Up to this moment the fastest (super)computer in the world is Tianhe-2 in China. Tianhe-2 occupies a space of almost 8,000 square-feet and it’s able of performing operations at a record speed of 34 petaflops. That is 34 trillion operations every second.
Similar speeds are wanted by governments, large companies and universities everywhere, for being able to perform operations and modelling simulations which have thousands of independent variable. Some fields which would benefit from a power like that are traffic control, sciences operating molecular modelling and cryptanalysis.
However, Tianhe-2 is no different from other supercomputers when it comes to its digital design. Traditional digital design operates with bits which represent either a 1 or a 0.
On the other side, quantum computers have atom-sized bits which, besides 0 and 1 can also represent a superposition of both 1 and 0 at the same time – a 01. That means that 3 quantum bits – named qubits – can have 8 simultaneous values, making them a lot more faster than the fastest supercomputer based on traditional digital design.
Quantum computers have been proposed for the first time in the 1980s but only in theory. Since then, researchers are trying to actually build them but have only been able to produce physical components only a few years ago.
IBM has built the fastest quantum computer which has only 8 qubits. That’s because qubits are very sensitive especially to temperature changes and electromagnetic interference.
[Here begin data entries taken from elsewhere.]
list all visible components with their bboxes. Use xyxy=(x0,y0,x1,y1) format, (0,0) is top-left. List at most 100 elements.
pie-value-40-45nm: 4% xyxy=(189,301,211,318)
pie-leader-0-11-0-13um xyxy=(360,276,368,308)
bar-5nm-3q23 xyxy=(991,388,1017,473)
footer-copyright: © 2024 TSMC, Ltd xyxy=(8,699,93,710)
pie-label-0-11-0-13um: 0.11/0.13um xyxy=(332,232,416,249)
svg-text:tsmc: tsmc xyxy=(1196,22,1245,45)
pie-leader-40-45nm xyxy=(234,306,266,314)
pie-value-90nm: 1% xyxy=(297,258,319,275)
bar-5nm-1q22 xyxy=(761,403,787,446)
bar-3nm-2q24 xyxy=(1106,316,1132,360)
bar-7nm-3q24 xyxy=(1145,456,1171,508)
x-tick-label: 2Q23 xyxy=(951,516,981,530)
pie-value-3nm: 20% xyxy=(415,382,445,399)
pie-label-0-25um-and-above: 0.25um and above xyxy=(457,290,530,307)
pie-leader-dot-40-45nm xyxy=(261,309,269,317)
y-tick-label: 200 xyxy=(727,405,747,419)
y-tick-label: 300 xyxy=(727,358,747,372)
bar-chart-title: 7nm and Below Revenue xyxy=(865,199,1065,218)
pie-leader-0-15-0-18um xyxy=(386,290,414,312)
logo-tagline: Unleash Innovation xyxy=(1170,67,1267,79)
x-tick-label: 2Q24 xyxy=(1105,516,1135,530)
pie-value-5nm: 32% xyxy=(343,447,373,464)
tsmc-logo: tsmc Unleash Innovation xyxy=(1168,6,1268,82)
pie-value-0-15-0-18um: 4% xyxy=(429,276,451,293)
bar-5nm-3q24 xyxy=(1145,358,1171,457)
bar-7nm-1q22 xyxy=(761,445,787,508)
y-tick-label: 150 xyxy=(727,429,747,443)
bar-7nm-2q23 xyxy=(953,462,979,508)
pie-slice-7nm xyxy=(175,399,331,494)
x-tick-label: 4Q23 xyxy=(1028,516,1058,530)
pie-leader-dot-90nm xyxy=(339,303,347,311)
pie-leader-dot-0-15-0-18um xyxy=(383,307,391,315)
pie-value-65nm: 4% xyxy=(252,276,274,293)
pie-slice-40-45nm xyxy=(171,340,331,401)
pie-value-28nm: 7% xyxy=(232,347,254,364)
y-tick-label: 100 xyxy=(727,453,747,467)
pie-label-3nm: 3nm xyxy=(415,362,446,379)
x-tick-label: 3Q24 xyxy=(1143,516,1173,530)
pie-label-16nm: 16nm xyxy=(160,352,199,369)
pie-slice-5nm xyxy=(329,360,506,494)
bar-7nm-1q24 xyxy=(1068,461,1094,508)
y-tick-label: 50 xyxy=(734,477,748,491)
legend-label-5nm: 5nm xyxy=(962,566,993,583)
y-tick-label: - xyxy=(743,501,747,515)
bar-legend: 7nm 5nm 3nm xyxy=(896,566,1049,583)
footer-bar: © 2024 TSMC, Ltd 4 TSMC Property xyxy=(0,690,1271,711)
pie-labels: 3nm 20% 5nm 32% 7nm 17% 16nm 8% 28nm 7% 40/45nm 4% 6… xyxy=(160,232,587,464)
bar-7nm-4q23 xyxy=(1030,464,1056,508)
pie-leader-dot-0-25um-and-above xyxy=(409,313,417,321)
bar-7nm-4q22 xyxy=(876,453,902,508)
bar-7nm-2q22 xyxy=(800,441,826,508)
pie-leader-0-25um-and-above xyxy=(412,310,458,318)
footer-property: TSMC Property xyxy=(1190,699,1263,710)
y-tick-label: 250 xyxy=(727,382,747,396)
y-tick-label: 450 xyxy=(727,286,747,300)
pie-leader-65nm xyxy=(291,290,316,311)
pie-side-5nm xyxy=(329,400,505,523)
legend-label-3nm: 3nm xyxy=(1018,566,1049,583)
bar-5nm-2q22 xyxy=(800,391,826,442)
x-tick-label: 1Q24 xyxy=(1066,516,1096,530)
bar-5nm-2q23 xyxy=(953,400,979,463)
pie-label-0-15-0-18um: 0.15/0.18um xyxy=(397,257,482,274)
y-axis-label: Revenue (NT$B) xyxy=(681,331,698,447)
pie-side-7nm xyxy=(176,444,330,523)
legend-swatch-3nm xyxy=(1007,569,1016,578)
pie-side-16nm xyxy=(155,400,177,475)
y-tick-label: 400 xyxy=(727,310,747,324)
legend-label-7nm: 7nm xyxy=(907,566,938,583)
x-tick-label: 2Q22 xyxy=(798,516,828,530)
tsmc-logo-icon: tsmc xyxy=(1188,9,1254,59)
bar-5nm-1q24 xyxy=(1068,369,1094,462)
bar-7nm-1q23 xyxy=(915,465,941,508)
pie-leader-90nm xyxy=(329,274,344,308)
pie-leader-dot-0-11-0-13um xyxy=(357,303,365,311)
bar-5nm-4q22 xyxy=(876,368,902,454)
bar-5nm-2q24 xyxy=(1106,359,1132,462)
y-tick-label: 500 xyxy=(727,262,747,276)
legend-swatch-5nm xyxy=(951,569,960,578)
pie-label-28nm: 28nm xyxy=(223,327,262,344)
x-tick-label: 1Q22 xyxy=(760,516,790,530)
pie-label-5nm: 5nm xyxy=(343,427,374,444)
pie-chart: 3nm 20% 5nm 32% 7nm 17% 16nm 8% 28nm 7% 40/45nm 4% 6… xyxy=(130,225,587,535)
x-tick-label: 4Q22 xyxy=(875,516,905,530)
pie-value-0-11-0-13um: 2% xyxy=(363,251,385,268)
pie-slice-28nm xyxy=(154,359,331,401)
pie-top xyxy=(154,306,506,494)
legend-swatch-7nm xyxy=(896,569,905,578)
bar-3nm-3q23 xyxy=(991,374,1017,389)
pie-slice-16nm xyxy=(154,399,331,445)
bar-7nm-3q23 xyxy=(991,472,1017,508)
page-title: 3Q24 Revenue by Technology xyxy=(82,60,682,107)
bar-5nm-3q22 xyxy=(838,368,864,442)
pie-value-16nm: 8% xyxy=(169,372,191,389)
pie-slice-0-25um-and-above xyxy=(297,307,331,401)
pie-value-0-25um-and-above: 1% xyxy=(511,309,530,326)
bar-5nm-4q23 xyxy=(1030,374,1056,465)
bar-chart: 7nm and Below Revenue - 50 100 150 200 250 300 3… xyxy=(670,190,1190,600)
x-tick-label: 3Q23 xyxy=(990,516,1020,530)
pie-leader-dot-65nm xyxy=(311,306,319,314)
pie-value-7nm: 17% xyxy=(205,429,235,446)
To produce qubits that would work without errors, they need to stay at a temperature of absolute zero (-459F).
But things are about to change for IBM and quantum computing after this week’s announcement that the government will be funding their research.
Recently, the Company has made some important steps into stabilizing qubits and their next plan includes the encoding of imperfect qubits into a logical qubit that would make operations without errors. This could be the foundation of future quantum computers which could have many more qubits.
Director of engineering at Google claims that a quantum computer could solve in only one second problems that for a traditional single-core would take 10,000 years.
Quantum computers will open the way for new huge-scale research in many fields, ranging from genomics to climate change but also in civilian fields like air travel companies. They are the future of computing.